A stepped-up use of a federal low-income housing tax credit program may spur the construction of needed affordable housing.
So says the New York-based Corporation for Supportive Housing, which in a report is saying that the country is in current need of more than 1.1 million units of such housing.
That housing, the group maintains, also decreases a “high utilization of emergency services and public systems,” while “improving longterm health and well being for vulnerable individuals and families.”
Those living in such housing units are typically people with incomes defined as being at or below 30 percent of area median income.

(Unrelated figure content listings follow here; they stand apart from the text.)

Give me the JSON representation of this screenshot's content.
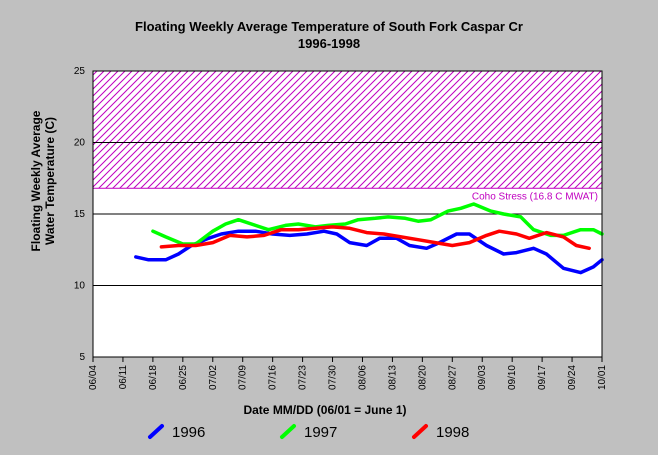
{
  "chart_data": {
    "type": "line",
    "title": "Floating Weekly Average Temperature of South Fork Caspar Cr",
    "subtitle": "1996-1998",
    "xlabel": "Date MM/DD (06/01 = June 1)",
    "ylabel_line1": "Floating Weekly Average",
    "ylabel_line2": "Water Temperature (C)",
    "ylim": [
      5,
      25
    ],
    "yticks": [
      "5",
      "10",
      "15",
      "20",
      "25"
    ],
    "xticks": [
      "06/04",
      "06/11",
      "06/18",
      "06/25",
      "07/02",
      "07/09",
      "07/16",
      "07/23",
      "07/30",
      "08/06",
      "08/13",
      "08/20",
      "08/27",
      "09/03",
      "09/10",
      "09/17",
      "09/24",
      "10/01"
    ],
    "grid": "horizontal",
    "legend_position": "bottom",
    "threshold": {
      "label": "Coho Stress (16.8 C MWAT)",
      "value": 16.8,
      "upper": 25,
      "color": "#c000c0"
    },
    "series": [
      {
        "name": "1996",
        "color": "#0000ff",
        "points": [
          [
            "06/14",
            12.0
          ],
          [
            "06/17",
            11.8
          ],
          [
            "06/21",
            11.8
          ],
          [
            "06/24",
            12.2
          ],
          [
            "06/27",
            12.8
          ],
          [
            "07/01",
            13.3
          ],
          [
            "07/04",
            13.6
          ],
          [
            "07/08",
            13.8
          ],
          [
            "07/12",
            13.8
          ],
          [
            "07/16",
            13.6
          ],
          [
            "07/20",
            13.5
          ],
          [
            "07/24",
            13.6
          ],
          [
            "07/28",
            13.8
          ],
          [
            "07/31",
            13.6
          ],
          [
            "08/03",
            13.0
          ],
          [
            "08/07",
            12.8
          ],
          [
            "08/10",
            13.3
          ],
          [
            "08/14",
            13.3
          ],
          [
            "08/17",
            12.8
          ],
          [
            "08/21",
            12.6
          ],
          [
            "08/24",
            13.0
          ],
          [
            "08/28",
            13.6
          ],
          [
            "08/31",
            13.6
          ],
          [
            "09/04",
            12.8
          ],
          [
            "09/08",
            12.2
          ],
          [
            "09/11",
            12.3
          ],
          [
            "09/15",
            12.6
          ],
          [
            "09/18",
            12.2
          ],
          [
            "09/22",
            11.2
          ],
          [
            "09/26",
            10.9
          ],
          [
            "09/29",
            11.3
          ],
          [
            "10/01",
            11.8
          ]
        ]
      },
      {
        "name": "1997",
        "color": "#00ff00",
        "points": [
          [
            "06/18",
            13.8
          ],
          [
            "06/21",
            13.4
          ],
          [
            "06/25",
            12.9
          ],
          [
            "06/28",
            12.9
          ],
          [
            "07/02",
            13.8
          ],
          [
            "07/05",
            14.3
          ],
          [
            "07/08",
            14.6
          ],
          [
            "07/12",
            14.2
          ],
          [
            "07/15",
            13.9
          ],
          [
            "07/19",
            14.2
          ],
          [
            "07/22",
            14.3
          ],
          [
            "07/26",
            14.1
          ],
          [
            "07/29",
            14.2
          ],
          [
            "08/02",
            14.3
          ],
          [
            "08/05",
            14.6
          ],
          [
            "08/09",
            14.7
          ],
          [
            "08/12",
            14.8
          ],
          [
            "08/16",
            14.7
          ],
          [
            "08/19",
            14.5
          ],
          [
            "08/22",
            14.6
          ],
          [
            "08/26",
            15.2
          ],
          [
            "08/29",
            15.4
          ],
          [
            "09/01",
            15.7
          ],
          [
            "09/05",
            15.2
          ],
          [
            "09/08",
            15.0
          ],
          [
            "09/12",
            14.8
          ],
          [
            "09/15",
            13.9
          ],
          [
            "09/19",
            13.5
          ],
          [
            "09/22",
            13.5
          ],
          [
            "09/26",
            13.9
          ],
          [
            "09/29",
            13.9
          ],
          [
            "10/01",
            13.6
          ]
        ]
      },
      {
        "name": "1998",
        "color": "#ff0000",
        "points": [
          [
            "06/20",
            12.7
          ],
          [
            "06/24",
            12.8
          ],
          [
            "06/28",
            12.8
          ],
          [
            "07/02",
            13.0
          ],
          [
            "07/06",
            13.5
          ],
          [
            "07/10",
            13.4
          ],
          [
            "07/14",
            13.5
          ],
          [
            "07/18",
            13.9
          ],
          [
            "07/22",
            13.9
          ],
          [
            "07/26",
            14.0
          ],
          [
            "07/30",
            14.1
          ],
          [
            "08/03",
            14.0
          ],
          [
            "08/07",
            13.7
          ],
          [
            "08/11",
            13.6
          ],
          [
            "08/15",
            13.4
          ],
          [
            "08/19",
            13.2
          ],
          [
            "08/23",
            13.0
          ],
          [
            "08/27",
            12.8
          ],
          [
            "08/31",
            13.0
          ],
          [
            "09/04",
            13.5
          ],
          [
            "09/07",
            13.8
          ],
          [
            "09/11",
            13.6
          ],
          [
            "09/14",
            13.3
          ],
          [
            "09/18",
            13.7
          ],
          [
            "09/22",
            13.4
          ],
          [
            "09/25",
            12.8
          ],
          [
            "09/28",
            12.6
          ]
        ]
      }
    ]
  }
}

The Corporation for Supportive Housing points in particular to the Low-Income Housing Tax Credit program, which was launched in 1986 and is designed to finance both the construction and rehabilitation of new and existing housing units.

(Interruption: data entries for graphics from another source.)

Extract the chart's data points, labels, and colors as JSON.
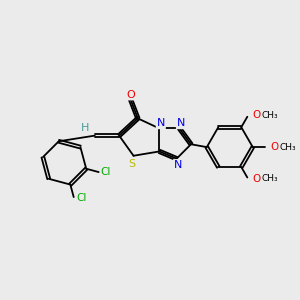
{
  "background_color": "#ebebeb",
  "bond_color": "#000000",
  "atom_colors": {
    "C": "#000000",
    "H": "#4a9a9a",
    "N": "#0000ee",
    "O": "#ee0000",
    "S": "#bbbb00",
    "Cl": "#00aa00"
  },
  "figsize": [
    3.0,
    3.0
  ],
  "dpi": 100,
  "xlim": [
    0,
    10
  ],
  "ylim": [
    0,
    10
  ]
}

The incentives in the program are geared especially for both investors and private developers taking on low-income housing projects.
As applied, the program provides those investors and developers with a reduction in their federal tax liability in exchange for taking on affordable rental housing projects.
All tax credits earned under the program can only be awarded only after those investors and developers provide detailed plans for the projects they are taking on.
Those plans are typically submitted to a state’s housing authority, which annually receives a certain amount of federal tax credits for the program, typically in the tens of millions of dollars.
In an interview with the magazine Apartment Finance Today, Robert Friant, Corporation for Supportive Housing spokesperson, asserted that in order for the incentives program to realize its full potential, “states need to reserve designated amounts of tax credit allocations specifically to create quality supportive housing.”